Are HR Professionals the Key to Unlocking Shareholder Wealth?

Several days ago, I wrote about the link between employee happiness and the bottom line. I was pleasantly surprised therefore to read about a new study conducted by Auburn University professor, Dave Ketchen. Acknowledging the importance of incentives, his research results also suggest that "performance improvements are stronger when companies take a systematic approach to human resources rather than implementing one or two practices". He adds that "Executives need to adopt a strategic view of the human resource function and create sets of practices that reinforce each other."

In a related article, published in the August 2006 issue of Workforce Management, Dr. Theresa M. Welbourne echoes a similar sentiment about the strategic importance of the HR function. Author of "Human Resource Management: At the Table, or Under It?", Welbourne describes several of her studies which suggest that HR professionals are not given their proper due. This is a pity since "HR can, through various initiatives that reach out to employees, obtain employee insights and ideas about the business. HR can be the table because HR will have information about the business that no one else in the organization has at present. Employees are the stealth ingredient to creating a realignment culture. If you ask employees for information, and you use their input to realign, they are now part of the change, which means they are much more willing to move forward with the leadership team."
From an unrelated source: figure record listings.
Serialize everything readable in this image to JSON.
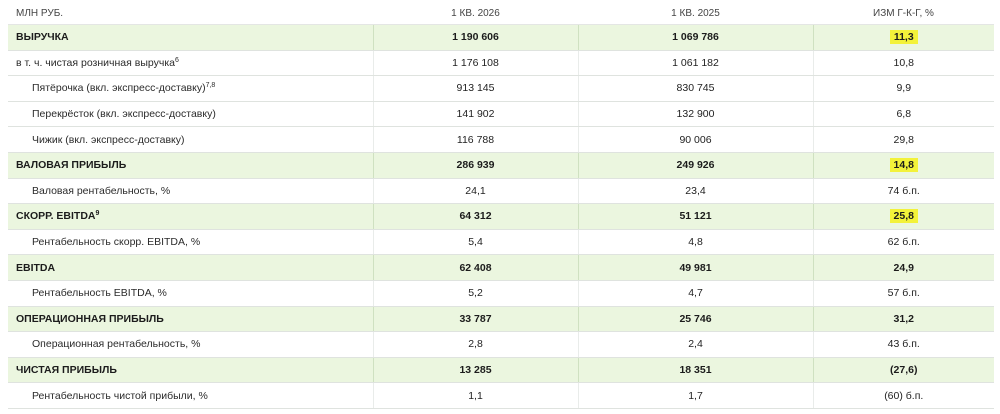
{
  "header": {
    "label": "МЛН РУБ.",
    "col1": "1 КВ. 2026",
    "col2": "1 КВ. 2025",
    "col3": "ИЗМ Г-К-Г, %"
  },
  "rows": [
    {
      "label": "ВЫРУЧКА",
      "sup": "",
      "v1": "1 190 606",
      "v2": "1 069 786",
      "v3": "11,3"
    },
    {
      "label": "в т. ч. чистая розничная выручка",
      "sup": "6",
      "v1": "1 176 108",
      "v2": "1 061 182",
      "v3": "10,8"
    },
    {
      "label": "Пятёрочка (вкл. экспресс-доставку)",
      "sup": "7,8",
      "v1": "913 145",
      "v2": "830 745",
      "v3": "9,9"
    },
    {
      "label": "Перекрёсток (вкл. экспресс-доставку)",
      "sup": "",
      "v1": "141 902",
      "v2": "132 900",
      "v3": "6,8"
    },
    {
      "label": "Чижик (вкл. экспресс-доставку)",
      "sup": "",
      "v1": "116 788",
      "v2": "90 006",
      "v3": "29,8"
    },
    {
      "label": "ВАЛОВАЯ ПРИБЫЛЬ",
      "sup": "",
      "v1": "286 939",
      "v2": "249 926",
      "v3": "14,8"
    },
    {
      "label": "Валовая рентабельность, %",
      "sup": "",
      "v1": "24,1",
      "v2": "23,4",
      "v3": "74 б.п."
    },
    {
      "label": "СКОРР. EBITDA",
      "sup": "9",
      "v1": "64 312",
      "v2": "51 121",
      "v3": "25,8"
    },
    {
      "label": "Рентабельность скорр. EBITDA, %",
      "sup": "",
      "v1": "5,4",
      "v2": "4,8",
      "v3": "62 б.п."
    },
    {
      "label": "EBITDA",
      "sup": "",
      "v1": "62 408",
      "v2": "49 981",
      "v3": "24,9"
    },
    {
      "label": "Рентабельность EBITDA, %",
      "sup": "",
      "v1": "5,2",
      "v2": "4,7",
      "v3": "57 б.п."
    },
    {
      "label": "ОПЕРАЦИОННАЯ ПРИБЫЛЬ",
      "sup": "",
      "v1": "33 787",
      "v2": "25 746",
      "v3": "31,2"
    },
    {
      "label": "Операционная рентабельность, %",
      "sup": "",
      "v1": "2,8",
      "v2": "2,4",
      "v3": "43 б.п."
    },
    {
      "label": "ЧИСТАЯ ПРИБЫЛЬ",
      "sup": "",
      "v1": "13 285",
      "v2": "18 351",
      "v3": "(27,6)"
    },
    {
      "label": "Рентабельность чистой прибыли, %",
      "sup": "",
      "v1": "1,1",
      "v2": "1,7",
      "v3": "(60) б.п."
    }
  ],
  "colors": {
    "main_row_bg": "#ebf6df",
    "highlight": "#f3f23a",
    "border": "#dfe3df"
  }
}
So what does this all mean in pension land? Plan design analysis should take into account immediate cash flow and earnings impact as well as trickle down effects that relate to employee productivity and retention. The expected demise of defined benefit plans may not come to pass if companies decide that attracting and keeping employees requires traditional benefits. Given today's article by New York Times reporter Jeremy W. Peters, labor shortages (and related cost pressurs) could nip defined benefit plan terminations in the bud. (See "Labor Costs Shake a Pillar of Fed Policy", September 7, 2006, New York Times.)